Annotation of mammalian primary microRNAs
1 Wellcome Trust Sanger Institute, Wellcome Trust Genome Campus, Hinxton Cambridge, CB10 1SA, UK
2 Faculty of Life Sciences, University of Manchester, Michael Smith Building, Oxford Road, Manchester, M13 9PT, UK
3 EMBL-European Bioinformatics Institute, Wellcome Trust Genome Campus, Hinxton, Cambridge, CB10 1SD, UK
BMC Genomics 2008, 9:564 doi:10.1186/1471-2164-9-564Published: 27 November 2008
MicroRNAs (miRNAs) are important regulators of gene expression and have been implicated in development, differentiation and pathogenesis. Hundreds of miRNAs have been discovered in mammalian genomes. Approximately 50% of mammalian miRNAs are expressed from introns of protein-coding genes; the primary transcript (pri-miRNA) is therefore assumed to be the host transcript. However, very little is known about the structure of pri-miRNAs expressed from intergenic regions. Here we annotate transcript boundaries of miRNAs in human, mouse and rat genomes using various transcription features. The 5' end of the pri-miRNA is predicted from transcription start sites, CpG islands and 5' CAGE tags mapped in the upstream flanking region surrounding the precursor miRNA (pre-miRNA). The 3' end of the pri-miRNA is predicted based on the mapping of polyA signals, and supported by cDNA/EST and ditags data. The predicted pri-miRNAs are also analyzed for promoter and insulator-associated regulatory regions.
We define sets of conserved and non-conserved human, mouse and rat pre-miRNAs using bidirectional BLAST and synteny analysis. Transcription features in their flanking regions are used to demarcate the 5' and 3' boundaries of the pri-miRNAs. The lengths and boundaries of primary transcripts are highly conserved between orthologous miRNAs. A significant fraction of pri-miRNAs have lengths between 1 and 10 kb, with very few introns. We annotate a total of 59 pri-miRNA structures, which include 82 pre-miRNAs. 36 pri-miRNAs are conserved in all 3 species. In total, 18 of the confidently annotated transcripts express more than one pre-miRNA. The upstream regions of 54% of the predicted pri-miRNAs are found to be associated with promoter and insulator regulatory sequences.

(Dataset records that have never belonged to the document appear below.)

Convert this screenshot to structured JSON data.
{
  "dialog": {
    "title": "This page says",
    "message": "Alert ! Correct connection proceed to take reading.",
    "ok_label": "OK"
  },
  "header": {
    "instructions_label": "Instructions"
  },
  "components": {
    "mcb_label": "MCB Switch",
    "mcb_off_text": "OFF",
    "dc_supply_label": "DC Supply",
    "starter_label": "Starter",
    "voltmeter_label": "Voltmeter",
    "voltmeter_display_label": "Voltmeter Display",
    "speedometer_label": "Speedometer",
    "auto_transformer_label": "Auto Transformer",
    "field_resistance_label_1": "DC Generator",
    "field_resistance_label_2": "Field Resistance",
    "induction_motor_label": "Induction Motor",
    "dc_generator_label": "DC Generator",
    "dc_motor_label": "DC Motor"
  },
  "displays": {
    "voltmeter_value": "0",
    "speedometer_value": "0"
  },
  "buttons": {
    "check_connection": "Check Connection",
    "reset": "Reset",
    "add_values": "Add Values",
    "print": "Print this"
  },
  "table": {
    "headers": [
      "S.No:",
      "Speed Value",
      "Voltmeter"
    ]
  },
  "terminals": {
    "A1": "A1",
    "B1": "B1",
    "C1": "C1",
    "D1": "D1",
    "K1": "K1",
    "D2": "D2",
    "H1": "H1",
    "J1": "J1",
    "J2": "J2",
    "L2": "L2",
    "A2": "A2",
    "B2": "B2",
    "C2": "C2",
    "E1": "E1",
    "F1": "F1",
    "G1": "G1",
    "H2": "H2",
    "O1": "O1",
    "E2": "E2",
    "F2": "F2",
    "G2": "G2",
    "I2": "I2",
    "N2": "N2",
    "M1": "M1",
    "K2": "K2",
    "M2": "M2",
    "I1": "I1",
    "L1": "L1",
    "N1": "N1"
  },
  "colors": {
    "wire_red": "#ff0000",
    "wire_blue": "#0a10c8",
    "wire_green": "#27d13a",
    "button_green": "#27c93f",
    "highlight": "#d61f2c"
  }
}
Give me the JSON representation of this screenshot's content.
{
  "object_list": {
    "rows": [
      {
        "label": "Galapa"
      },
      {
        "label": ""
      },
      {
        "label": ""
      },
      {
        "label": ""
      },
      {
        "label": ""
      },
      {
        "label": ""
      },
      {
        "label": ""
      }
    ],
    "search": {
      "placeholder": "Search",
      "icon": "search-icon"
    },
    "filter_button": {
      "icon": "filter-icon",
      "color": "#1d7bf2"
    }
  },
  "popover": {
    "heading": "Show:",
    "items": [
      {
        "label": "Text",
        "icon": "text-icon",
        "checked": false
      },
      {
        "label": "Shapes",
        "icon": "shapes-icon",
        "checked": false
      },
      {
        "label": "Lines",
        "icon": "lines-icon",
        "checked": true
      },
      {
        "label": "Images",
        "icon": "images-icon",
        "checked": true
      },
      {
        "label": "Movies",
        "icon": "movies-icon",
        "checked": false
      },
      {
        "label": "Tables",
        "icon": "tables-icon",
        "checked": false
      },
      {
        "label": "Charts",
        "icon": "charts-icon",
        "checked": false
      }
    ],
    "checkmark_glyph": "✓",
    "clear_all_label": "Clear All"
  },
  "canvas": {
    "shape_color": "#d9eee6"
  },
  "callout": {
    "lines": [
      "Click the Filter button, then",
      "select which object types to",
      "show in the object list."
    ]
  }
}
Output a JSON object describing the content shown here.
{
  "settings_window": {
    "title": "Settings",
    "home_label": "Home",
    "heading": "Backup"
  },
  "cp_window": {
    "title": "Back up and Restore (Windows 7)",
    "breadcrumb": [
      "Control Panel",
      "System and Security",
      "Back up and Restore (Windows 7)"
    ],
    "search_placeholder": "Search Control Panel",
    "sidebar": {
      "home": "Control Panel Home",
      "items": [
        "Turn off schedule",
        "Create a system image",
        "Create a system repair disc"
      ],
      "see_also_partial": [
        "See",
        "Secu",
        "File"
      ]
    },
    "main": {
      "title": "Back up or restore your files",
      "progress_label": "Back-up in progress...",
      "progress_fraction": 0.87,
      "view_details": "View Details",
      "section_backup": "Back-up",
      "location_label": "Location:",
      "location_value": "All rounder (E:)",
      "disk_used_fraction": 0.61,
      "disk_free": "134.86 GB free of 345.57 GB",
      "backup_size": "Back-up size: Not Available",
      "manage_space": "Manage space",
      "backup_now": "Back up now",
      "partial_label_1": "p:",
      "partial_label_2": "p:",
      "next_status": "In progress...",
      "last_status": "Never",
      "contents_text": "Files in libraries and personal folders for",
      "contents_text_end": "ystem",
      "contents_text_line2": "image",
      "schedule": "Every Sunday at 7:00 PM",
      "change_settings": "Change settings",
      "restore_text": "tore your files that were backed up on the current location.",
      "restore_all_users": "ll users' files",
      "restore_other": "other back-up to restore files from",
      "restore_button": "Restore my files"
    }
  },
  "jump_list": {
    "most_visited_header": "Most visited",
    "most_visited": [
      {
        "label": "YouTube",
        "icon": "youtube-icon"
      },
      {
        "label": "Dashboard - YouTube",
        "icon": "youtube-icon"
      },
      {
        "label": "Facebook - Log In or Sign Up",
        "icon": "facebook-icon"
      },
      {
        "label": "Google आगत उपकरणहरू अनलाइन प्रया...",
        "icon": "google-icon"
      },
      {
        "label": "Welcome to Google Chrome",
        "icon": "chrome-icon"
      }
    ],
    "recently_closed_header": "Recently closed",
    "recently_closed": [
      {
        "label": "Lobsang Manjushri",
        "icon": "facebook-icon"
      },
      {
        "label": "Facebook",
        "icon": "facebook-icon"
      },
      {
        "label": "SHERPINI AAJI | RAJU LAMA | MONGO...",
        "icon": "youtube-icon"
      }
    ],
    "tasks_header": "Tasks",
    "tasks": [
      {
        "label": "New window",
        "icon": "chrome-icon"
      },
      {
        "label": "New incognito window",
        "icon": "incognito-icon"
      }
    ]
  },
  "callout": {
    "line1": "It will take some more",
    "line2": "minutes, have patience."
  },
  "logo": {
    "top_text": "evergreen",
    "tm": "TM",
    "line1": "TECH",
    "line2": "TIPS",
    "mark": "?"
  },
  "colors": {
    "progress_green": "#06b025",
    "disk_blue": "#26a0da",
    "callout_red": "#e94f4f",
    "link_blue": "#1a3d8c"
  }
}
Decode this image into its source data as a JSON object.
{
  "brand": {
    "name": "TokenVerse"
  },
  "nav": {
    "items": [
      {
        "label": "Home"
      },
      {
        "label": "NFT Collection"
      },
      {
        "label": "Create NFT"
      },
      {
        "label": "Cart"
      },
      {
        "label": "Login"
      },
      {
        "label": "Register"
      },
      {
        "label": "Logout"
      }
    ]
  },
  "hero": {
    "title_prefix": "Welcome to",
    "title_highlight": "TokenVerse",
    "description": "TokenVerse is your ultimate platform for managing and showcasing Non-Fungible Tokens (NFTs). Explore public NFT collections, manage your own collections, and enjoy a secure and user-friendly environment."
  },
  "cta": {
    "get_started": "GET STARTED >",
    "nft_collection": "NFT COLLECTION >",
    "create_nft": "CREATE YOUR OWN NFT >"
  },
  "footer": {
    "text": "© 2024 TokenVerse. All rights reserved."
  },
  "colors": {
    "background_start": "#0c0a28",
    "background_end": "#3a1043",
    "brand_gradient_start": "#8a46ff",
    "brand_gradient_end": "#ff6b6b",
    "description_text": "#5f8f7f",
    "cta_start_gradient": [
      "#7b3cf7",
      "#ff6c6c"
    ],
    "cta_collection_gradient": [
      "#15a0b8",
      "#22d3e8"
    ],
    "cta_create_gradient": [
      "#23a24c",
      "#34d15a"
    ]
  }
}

Little is known about the primary transcripts of intergenic miRNAs. Using comparative data, we are able to identify the boundaries of a significant proportion of human, mouse and rat pri-miRNAs. We confidently predict the transcripts including a total of 77, 58 and 47 human, mouse and rat pre-miRNAs respectively. Our computational annotations provide a basis for subsequent experimental validation of predicted pri-miRNAs.